Wednesday, July 13, 2022

Spiritual Dementia and I

 I, like you, struggle with something that I like to call spiritual dementia. It's persistent, my natural inclination, and it takes intentionality to combat. I constantly forget God's goodness and heart of compassion and mercy towards me, even though he has historically never failed me. Sure, some seasons we are aware of God's goodness and then there are others where it is hard to remember that same goodness - our faith ebbs and flows. My prayer for myself as I jumpstart my 29th year is to ground my faith not in the season that I find myself in, but in the God whose promises are unshakeable. 

This year has presented a lot of question marks, some of which fell under the following categories:

-Relational
-Basic car/house/career changes 

In each of these categories, God did not fail to meet me in ways that were both healing and specific to my needs, wants, and desires. Even as I felt like a mini-version of myself was shaken up in a snow globe with my face plastered against the top of the said globe, things started to slowly fall back down and into place. In each arena of my life, God's sovereignty was and is clear, and I had/have only to give myself up to the process of trusting in him (I use both past and present tense because it's an ongoing process).

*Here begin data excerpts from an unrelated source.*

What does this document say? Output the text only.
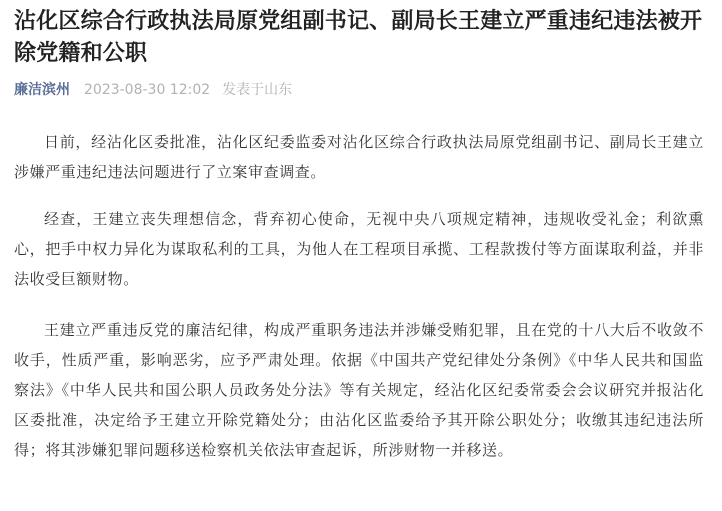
沾化区综合行政执法局原党组副书记、副局长王建立严重违纪违法被开除党籍和公职
廉洁滨州 2023-08-30 12:02 发表于山东

日前，经沾化区委批准，沾化区纪委监委对沾化区综合行政执法局原党组副书记、副局长王建立涉嫌严重违纪违法问题进行了立案审查调查。

经查，王建立丧失理想信念，背弃初心使命，无视中央八项规定精神，违规收受礼金；利欲熏心，把手中权力异化为谋取私利的工具，为他人在工程项目承揽、工程款拨付等方面谋取利益，并非法收受巨额财物。

王建立严重违反党的廉洁纪律，构成严重职务违法并涉嫌受贿犯罪，且在党的十八大后不收敛不收手，性质严重，影响恶劣，应予严肃处理。依据《中国共产党纪律处分条例》《中华人民共和国监察法》《中华人民共和国公职人员政务处分法》等有关规定，经沾化区纪委常委会会议研究并报沾化区委批准，决定给予王建立开除党籍处分；由沾化区监委给予其开除公职处分；收缴其违纪违法所得；将其涉嫌犯罪问题移送检察机关依法审查起诉，所涉财物一并移送。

I turned 29 a few days ago and my birthday happened to also be my first day of orientation as an ambulatory nurse. To be completely honest, I fell asleep and woke up to overwhelming fear and anxiety and even found myself thinking that I didn't want to go into work and furthermore wanted to cancel all birthday celebrations that evening. I'm glad I didn't, because the Lord met me in such unique ways that day. He moved through a fellow nurse who also started the same day as I did - she surprised me with a birthday card before I felt work for the day. He moved through community and was present in my time with Sarah over dinner and later in the evening when I met up with a group of friends for cocktails. He is continuing to meet me and surprise me, even as I continue to orient in my new role on the neuromovement disorders clinic. I'm thankful that my officemate/fellow RN colleague seems to be a really amazing human being (she's the one who surprised me with a birthday card on the first day we met), for the rest of my colleagues on the care team who seem accessible, passionate about the work they do, and just human in their connectivity and whimsicality. I'm thankful for a really supportive RN manager, for an easy commute to work, for the perks that come with working on an ambulatory clinic (normal work hours, free coffee in the break-room, AC during these hot hot summer days, etc.). I'm thankful that I feel stimulated and excited to really get my feet wet in a subspecialty, specifically neurology and neuro-movement disorders, and learn from colleagues who are some of the best in their field. 

In all of this, I'm reminded that God knows what is best for me and that it's good to not be in control. I'm reminded that I must intentionally remind myself (and allow my community to remind me as well) that the Lord will never fail me and that his small and big promises are not contingent on my faithfulness, but his.